Now we’re to the excruciating 21st century. You read above: “Air can be drawn into the lungs, but cannot be exhaled…” I would always say at this point: This is also the horror of arsenic poisoning. I’m telling you this because I had to search and search on the internet to confirm this. If my wife should suddenly die from arsenic, this is to certify my searches were for this note here.[iv]

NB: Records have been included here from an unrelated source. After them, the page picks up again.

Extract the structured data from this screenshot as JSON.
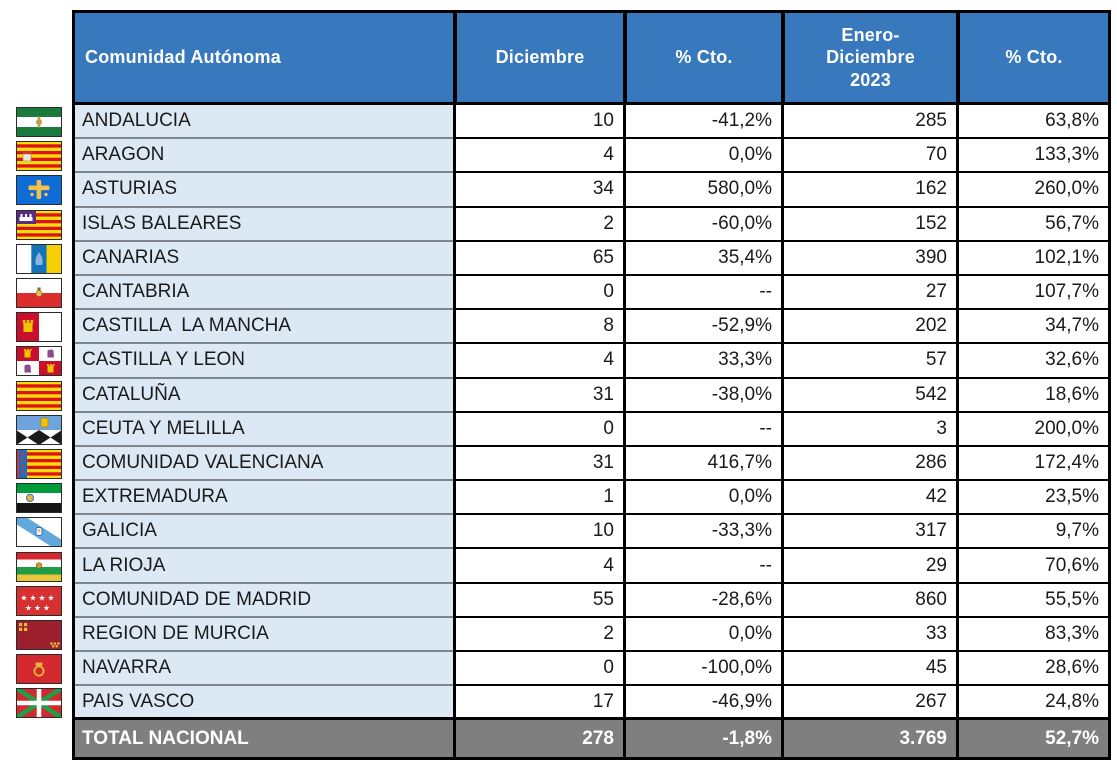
{
  "table": {
    "columns": [
      "Comunidad Autónoma",
      "Diciembre",
      "% Cto.",
      "Enero-\nDiciembre\n2023",
      "% Cto."
    ],
    "rows": [
      {
        "region": "ANDALUCIA",
        "flag": "andalucia",
        "dec": "10",
        "dec_pct": "-41,2%",
        "ytd": "285",
        "ytd_pct": "63,8%"
      },
      {
        "region": "ARAGON",
        "flag": "aragon",
        "dec": "4",
        "dec_pct": "0,0%",
        "ytd": "70",
        "ytd_pct": "133,3%"
      },
      {
        "region": "ASTURIAS",
        "flag": "asturias",
        "dec": "34",
        "dec_pct": "580,0%",
        "ytd": "162",
        "ytd_pct": "260,0%"
      },
      {
        "region": "ISLAS BALEARES",
        "flag": "baleares",
        "dec": "2",
        "dec_pct": "-60,0%",
        "ytd": "152",
        "ytd_pct": "56,7%"
      },
      {
        "region": "CANARIAS",
        "flag": "canarias",
        "dec": "65",
        "dec_pct": "35,4%",
        "ytd": "390",
        "ytd_pct": "102,1%"
      },
      {
        "region": "CANTABRIA",
        "flag": "cantabria",
        "dec": "0",
        "dec_pct": "--",
        "ytd": "27",
        "ytd_pct": "107,7%"
      },
      {
        "region": "CASTILLA  LA MANCHA",
        "flag": "castilla-la-mancha",
        "dec": "8",
        "dec_pct": "-52,9%",
        "ytd": "202",
        "ytd_pct": "34,7%"
      },
      {
        "region": "CASTILLA Y LEON",
        "flag": "castilla-y-leon",
        "dec": "4",
        "dec_pct": "33,3%",
        "ytd": "57",
        "ytd_pct": "32,6%"
      },
      {
        "region": "CATALUÑA",
        "flag": "cataluna",
        "dec": "31",
        "dec_pct": "-38,0%",
        "ytd": "542",
        "ytd_pct": "18,6%"
      },
      {
        "region": "CEUTA Y MELILLA",
        "flag": "ceuta-y-melilla",
        "dec": "0",
        "dec_pct": "--",
        "ytd": "3",
        "ytd_pct": "200,0%"
      },
      {
        "region": "COMUNIDAD VALENCIANA",
        "flag": "valenciana",
        "dec": "31",
        "dec_pct": "416,7%",
        "ytd": "286",
        "ytd_pct": "172,4%"
      },
      {
        "region": "EXTREMADURA",
        "flag": "extremadura",
        "dec": "1",
        "dec_pct": "0,0%",
        "ytd": "42",
        "ytd_pct": "23,5%"
      },
      {
        "region": "GALICIA",
        "flag": "galicia",
        "dec": "10",
        "dec_pct": "-33,3%",
        "ytd": "317",
        "ytd_pct": "9,7%"
      },
      {
        "region": "LA RIOJA",
        "flag": "la-rioja",
        "dec": "4",
        "dec_pct": "--",
        "ytd": "29",
        "ytd_pct": "70,6%"
      },
      {
        "region": "COMUNIDAD DE MADRID",
        "flag": "madrid",
        "dec": "55",
        "dec_pct": "-28,6%",
        "ytd": "860",
        "ytd_pct": "55,5%"
      },
      {
        "region": "REGION DE MURCIA",
        "flag": "murcia",
        "dec": "2",
        "dec_pct": "0,0%",
        "ytd": "33",
        "ytd_pct": "83,3%"
      },
      {
        "region": "NAVARRA",
        "flag": "navarra",
        "dec": "0",
        "dec_pct": "-100,0%",
        "ytd": "45",
        "ytd_pct": "28,6%"
      },
      {
        "region": "PAIS VASCO",
        "flag": "pais-vasco",
        "dec": "17",
        "dec_pct": "-46,9%",
        "ytd": "267",
        "ytd_pct": "24,8%"
      }
    ],
    "total": {
      "label": "TOTAL NACIONAL",
      "dec": "278",
      "dec_pct": "-1,8%",
      "ytd": "3.769",
      "ytd_pct": "52,7%"
    }
  },
  "colors": {
    "header_bg": "#3878BC",
    "header_text": "#ffffff",
    "name_cell_bg": "#DCE9F5",
    "name_separator": "#7E858C",
    "grid_border": "#000000",
    "total_bg": "#7F7F7F",
    "total_text": "#ffffff",
    "body_text": "#1a1a1a"
  }
}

As you know, no one can hold their breath to kill themselves. Some can do it to pass out, but your autonomic nervous system automatically takes a breath. That’s what happens on the cross. You automatically breath, and once doing so no one can stop themselves from exhaling only it’s excruciating to do so and eventually you give in which leads to automatically taking another breath. And this could go on for days and days. Hence in Jesus’ promise to the thief the word “today” is almost as great as the word ‘paradise’ was.

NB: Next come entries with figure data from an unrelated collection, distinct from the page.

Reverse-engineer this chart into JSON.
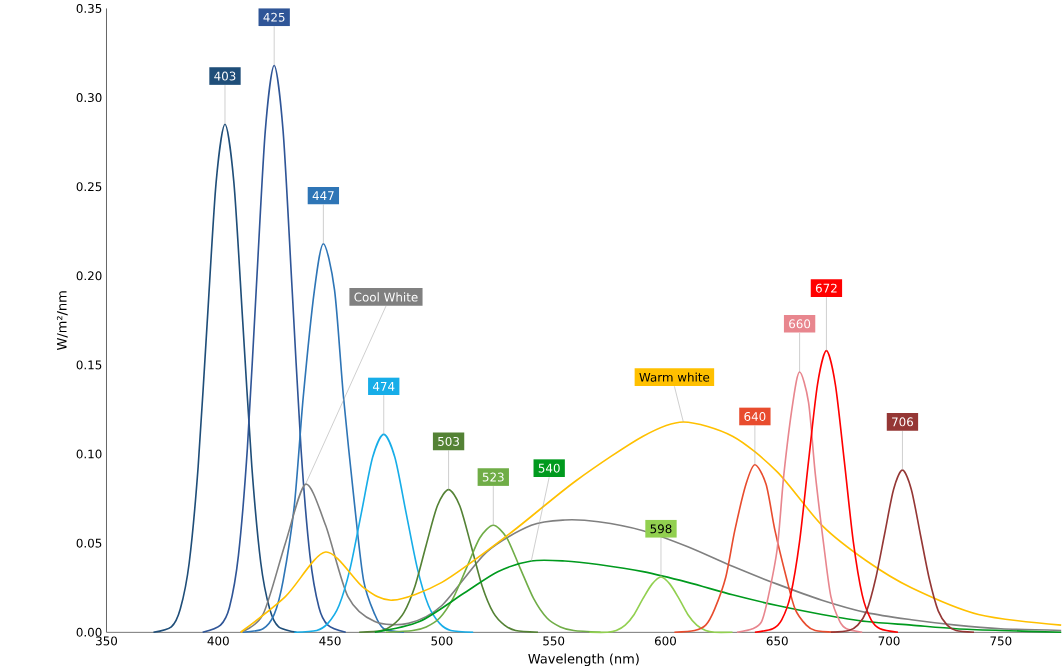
{
  "chart_data": {
    "type": "line",
    "xlabel": "Wavelength (nm)",
    "ylabel": "W/m²/nm",
    "xlim": [
      350,
      777
    ],
    "ylim": [
      0,
      0.35
    ],
    "xticks": [
      350,
      400,
      450,
      500,
      550,
      600,
      650,
      700,
      750
    ],
    "yticks": [
      {
        "value": 0,
        "label": "0.00"
      },
      {
        "value": 0.05,
        "label": "0.05"
      },
      {
        "value": 0.1,
        "label": "0.10"
      },
      {
        "value": 0.15,
        "label": "0.15"
      },
      {
        "value": 0.2,
        "label": "0.20"
      },
      {
        "value": 0.25,
        "label": "0.25"
      },
      {
        "value": 0.3,
        "label": "0.30"
      },
      {
        "value": 0.35,
        "label": "0.35"
      }
    ],
    "grid": false,
    "legend": false,
    "marker": "none",
    "line_style": "solid",
    "series": [
      {
        "name": "403",
        "color": "#1f4e79",
        "x": [
          371,
          379,
          383,
          387,
          391,
          395,
          399,
          403,
          407,
          411,
          415,
          419,
          423,
          427,
          435
        ],
        "values": [
          0,
          0.003,
          0.013,
          0.039,
          0.093,
          0.173,
          0.252,
          0.285,
          0.252,
          0.173,
          0.093,
          0.039,
          0.013,
          0.003,
          0
        ]
      },
      {
        "name": "425",
        "color": "#2f5597",
        "x": [
          393,
          401,
          405,
          409,
          413,
          417,
          421,
          425,
          429,
          433,
          437,
          441,
          445,
          449,
          457
        ],
        "values": [
          0,
          0.004,
          0.014,
          0.043,
          0.103,
          0.193,
          0.281,
          0.318,
          0.281,
          0.193,
          0.103,
          0.043,
          0.014,
          0.004,
          0
        ]
      },
      {
        "name": "447",
        "color": "#2e75b6",
        "x": [
          411,
          420,
          425,
          429,
          434,
          438,
          443,
          447,
          452,
          456,
          461,
          465,
          470,
          474,
          483
        ],
        "values": [
          0,
          0.002,
          0.01,
          0.029,
          0.071,
          0.132,
          0.192,
          0.218,
          0.192,
          0.132,
          0.071,
          0.029,
          0.01,
          0.002,
          0
        ]
      },
      {
        "name": "Cool White",
        "color": "#808080",
        "x": [
          410,
          420,
          430,
          439,
          448,
          458,
          470,
          485,
          500,
          520,
          540,
          555,
          570,
          590,
          610,
          630,
          650,
          670,
          690,
          710,
          730,
          750,
          777
        ],
        "values": [
          0,
          0.01,
          0.05,
          0.083,
          0.06,
          0.02,
          0.006,
          0.005,
          0.015,
          0.045,
          0.06,
          0.063,
          0.062,
          0.057,
          0.048,
          0.037,
          0.027,
          0.018,
          0.011,
          0.007,
          0.004,
          0.002,
          0.001
        ]
      },
      {
        "name": "474",
        "color": "#17ade8",
        "x": [
          434,
          444,
          449,
          454,
          459,
          464,
          469,
          474,
          479,
          484,
          489,
          494,
          499,
          504,
          514
        ],
        "values": [
          0,
          0.001,
          0.005,
          0.015,
          0.036,
          0.067,
          0.098,
          0.111,
          0.098,
          0.067,
          0.036,
          0.015,
          0.005,
          0.001,
          0
        ]
      },
      {
        "name": "503",
        "color": "#548235",
        "x": [
          463,
          473,
          478,
          483,
          488,
          493,
          498,
          503,
          508,
          513,
          518,
          523,
          528,
          533,
          543
        ],
        "values": [
          0,
          0.001,
          0.004,
          0.011,
          0.026,
          0.049,
          0.071,
          0.08,
          0.071,
          0.049,
          0.026,
          0.011,
          0.004,
          0.001,
          0
        ]
      },
      {
        "name": "523",
        "color": "#70ad47",
        "x": [
          475,
          487,
          493,
          499,
          505,
          511,
          517,
          523,
          529,
          535,
          541,
          547,
          553,
          559,
          571
        ],
        "values": [
          0,
          0.001,
          0.003,
          0.008,
          0.019,
          0.036,
          0.053,
          0.06,
          0.053,
          0.036,
          0.019,
          0.008,
          0.003,
          0.001,
          0
        ]
      },
      {
        "name": "540",
        "color": "#009a1e",
        "x": [
          470,
          490,
          510,
          525,
          540,
          555,
          570,
          590,
          610,
          630,
          650,
          670,
          690,
          710,
          730,
          750,
          777
        ],
        "values": [
          0,
          0.006,
          0.022,
          0.034,
          0.04,
          0.04,
          0.038,
          0.034,
          0.028,
          0.021,
          0.015,
          0.01,
          0.006,
          0.004,
          0.002,
          0.001,
          0
        ]
      },
      {
        "name": "598",
        "color": "#92d050",
        "x": [
          566,
          574,
          578,
          582,
          586,
          590,
          594,
          598,
          602,
          606,
          610,
          614,
          618,
          622,
          630
        ],
        "values": [
          0,
          0,
          0.001,
          0.004,
          0.01,
          0.019,
          0.027,
          0.031,
          0.027,
          0.019,
          0.01,
          0.004,
          0.001,
          0,
          0
        ]
      },
      {
        "name": "Warm white",
        "color": "#ffc000",
        "x": [
          410,
          430,
          448,
          465,
          478,
          500,
          530,
          560,
          590,
          608,
          630,
          650,
          670,
          690,
          710,
          740,
          777
        ],
        "values": [
          0,
          0.02,
          0.045,
          0.025,
          0.018,
          0.028,
          0.055,
          0.085,
          0.11,
          0.118,
          0.11,
          0.09,
          0.06,
          0.04,
          0.025,
          0.01,
          0.004
        ]
      },
      {
        "name": "640",
        "color": "#e84c2e",
        "x": [
          604,
          613,
          618,
          622,
          627,
          631,
          636,
          640,
          645,
          649,
          654,
          658,
          663,
          667,
          676
        ],
        "values": [
          0,
          0.001,
          0.004,
          0.013,
          0.031,
          0.057,
          0.083,
          0.094,
          0.083,
          0.057,
          0.031,
          0.013,
          0.004,
          0.001,
          0
        ]
      },
      {
        "name": "660",
        "color": "#e8868e",
        "x": [
          632,
          639,
          643,
          646,
          650,
          653,
          657,
          660,
          664,
          667,
          671,
          674,
          678,
          681,
          688
        ],
        "values": [
          0,
          0.002,
          0.006,
          0.02,
          0.047,
          0.089,
          0.129,
          0.146,
          0.129,
          0.089,
          0.047,
          0.02,
          0.006,
          0.002,
          0
        ]
      },
      {
        "name": "672",
        "color": "#ff0000",
        "x": [
          640,
          648,
          652,
          656,
          660,
          664,
          668,
          672,
          676,
          680,
          684,
          688,
          692,
          696,
          704
        ],
        "values": [
          0,
          0.002,
          0.007,
          0.021,
          0.051,
          0.096,
          0.139,
          0.158,
          0.139,
          0.096,
          0.051,
          0.021,
          0.007,
          0.002,
          0
        ]
      },
      {
        "name": "706",
        "color": "#953735",
        "x": [
          674,
          682,
          686,
          690,
          694,
          698,
          702,
          706,
          710,
          714,
          718,
          722,
          726,
          730,
          738
        ],
        "values": [
          0,
          0.001,
          0.004,
          0.012,
          0.03,
          0.055,
          0.08,
          0.091,
          0.08,
          0.055,
          0.03,
          0.012,
          0.004,
          0.001,
          0
        ]
      }
    ]
  }
}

So as the Roman cross used your own autonomic nervous system against you to torture you, so Big Tech uses good old fashioned Pavlovian stimulus and response as well as dopamine pathways, stimulation, and rewards to keep you surfing the internet, vegetating before YouTube, and/or emersed in a video game that only gets ‘real’ when you’re tired, depressed, burned out by it. And then like the drunk described in Pv. 23:29-35 comes the bite of drink, the sting of drink, the effects on sight, thought, deportment, as well as the nausea (sleeping on the high seas on top of a mast!), and finally the feeling no pain. abut how does it end according to Proverbs 23:35? “When will I wake up, so that I can try it again?”” And that website, that game, that video that leads to no good thing, we seek too.
So Big Tech has found a way to first immerse, then to entrap, and at last enslave us to tech. Read their own reports on this. Read how the average person looks at their phone every 4 minutes. And understand: this is all willful (at this point). No one holds a gun to my head to play a videogame. No one insists I use Google AI though it is persistent, invasive, and alluring. Kids are another matter of course, and it’s up to parents to protect them.

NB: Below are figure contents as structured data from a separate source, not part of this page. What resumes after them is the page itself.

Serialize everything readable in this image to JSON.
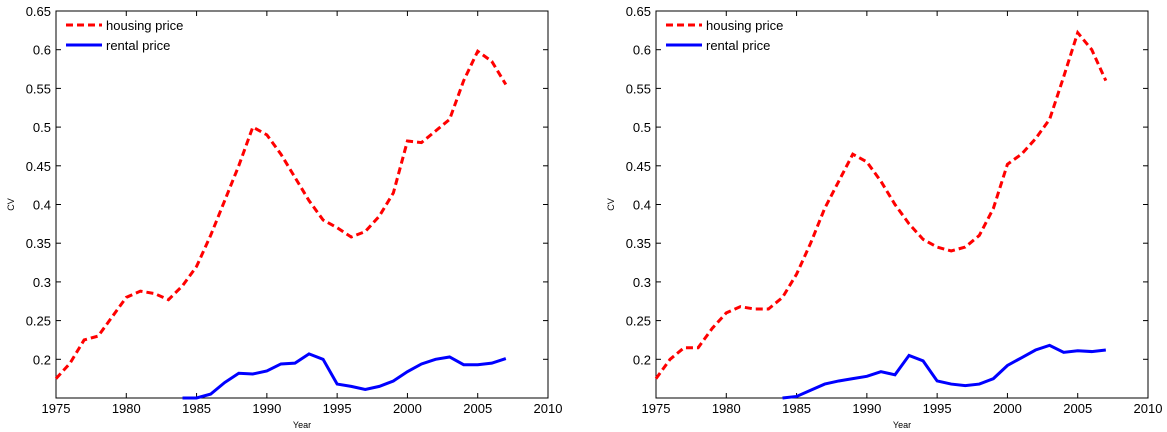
{
  "chart_data": [
    {
      "type": "line",
      "xlabel": "Year",
      "ylabel": "CV",
      "x": [
        1975,
        1976,
        1977,
        1978,
        1979,
        1980,
        1981,
        1982,
        1983,
        1984,
        1985,
        1986,
        1987,
        1988,
        1989,
        1990,
        1991,
        1992,
        1993,
        1994,
        1995,
        1996,
        1997,
        1998,
        1999,
        2000,
        2001,
        2002,
        2003,
        2004,
        2005,
        2006,
        2007
      ],
      "series": [
        {
          "name": "housing price",
          "color": "#ff0000",
          "linestyle": "dashed",
          "values": [
            0.175,
            0.195,
            0.225,
            0.23,
            0.255,
            0.28,
            0.288,
            0.285,
            0.277,
            0.295,
            0.32,
            0.36,
            0.405,
            0.45,
            0.5,
            0.49,
            0.465,
            0.435,
            0.405,
            0.38,
            0.37,
            0.358,
            0.365,
            0.385,
            0.415,
            0.482,
            0.48,
            0.495,
            0.51,
            0.56,
            0.598,
            0.585,
            0.555
          ]
        },
        {
          "name": "rental price",
          "color": "#0000ff",
          "linestyle": "solid",
          "values": [
            null,
            null,
            null,
            null,
            null,
            null,
            null,
            null,
            null,
            0.15,
            0.15,
            0.155,
            0.17,
            0.182,
            0.181,
            0.185,
            0.194,
            0.195,
            0.207,
            0.2,
            0.168,
            0.165,
            0.161,
            0.165,
            0.172,
            0.184,
            0.194,
            0.2,
            0.203,
            0.193,
            0.193,
            0.195,
            0.201
          ]
        }
      ],
      "xlim": [
        1975,
        2010
      ],
      "xticks": [
        1975,
        1980,
        1985,
        1990,
        1995,
        2000,
        2005,
        2010
      ],
      "ylim": [
        0.15,
        0.65
      ],
      "yticks": [
        0.2,
        0.25,
        0.3,
        0.35,
        0.4,
        0.45,
        0.5,
        0.55,
        0.6,
        0.65
      ],
      "legend": "upper left"
    },
    {
      "type": "line",
      "xlabel": "Year",
      "ylabel": "CV",
      "x": [
        1975,
        1976,
        1977,
        1978,
        1979,
        1980,
        1981,
        1982,
        1983,
        1984,
        1985,
        1986,
        1987,
        1988,
        1989,
        1990,
        1991,
        1992,
        1993,
        1994,
        1995,
        1996,
        1997,
        1998,
        1999,
        2000,
        2001,
        2002,
        2003,
        2004,
        2005,
        2006,
        2007
      ],
      "series": [
        {
          "name": "housing price",
          "color": "#ff0000",
          "linestyle": "dashed",
          "values": [
            0.175,
            0.2,
            0.215,
            0.215,
            0.24,
            0.26,
            0.268,
            0.265,
            0.265,
            0.28,
            0.31,
            0.35,
            0.395,
            0.43,
            0.465,
            0.455,
            0.43,
            0.4,
            0.375,
            0.355,
            0.345,
            0.34,
            0.345,
            0.36,
            0.395,
            0.452,
            0.465,
            0.485,
            0.51,
            0.565,
            0.622,
            0.6,
            0.56
          ]
        },
        {
          "name": "rental price",
          "color": "#0000ff",
          "linestyle": "solid",
          "values": [
            null,
            null,
            null,
            null,
            null,
            null,
            null,
            null,
            null,
            0.15,
            0.152,
            0.16,
            0.168,
            0.172,
            0.175,
            0.178,
            0.184,
            0.18,
            0.205,
            0.198,
            0.172,
            0.168,
            0.166,
            0.168,
            0.175,
            0.192,
            0.202,
            0.212,
            0.218,
            0.209,
            0.211,
            0.21,
            0.212
          ]
        }
      ],
      "xlim": [
        1975,
        2010
      ],
      "xticks": [
        1975,
        1980,
        1985,
        1990,
        1995,
        2000,
        2005,
        2010
      ],
      "ylim": [
        0.15,
        0.65
      ],
      "yticks": [
        0.2,
        0.25,
        0.3,
        0.35,
        0.4,
        0.45,
        0.5,
        0.55,
        0.6,
        0.65
      ],
      "legend": "upper left"
    }
  ]
}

Yes, Big Tech is a cross we can come down off, but that, of course, is only because Jesus didn’t come down from His.
[i] Again, thanks AI. I couldn’t remember the word but I knew there was a specific name for it.
[ii] Mark 15:44 told me this after 3 minutes of searching to be sure I had the right Gospel. AI would’ve done that in a fraction of second.
[iii] Think of it. A secular medical society taking seriously the death of Christ.” I had this in my file “Complete Good Friday and Partial Easter Sunday Bible Class”, but rather than retype I copied and pasted.
[iv]Read Aldous Huxley’s short story from 1921 “The Gioconda Smile”. Yes, I had to look up what ‘Gioconda’ meant too.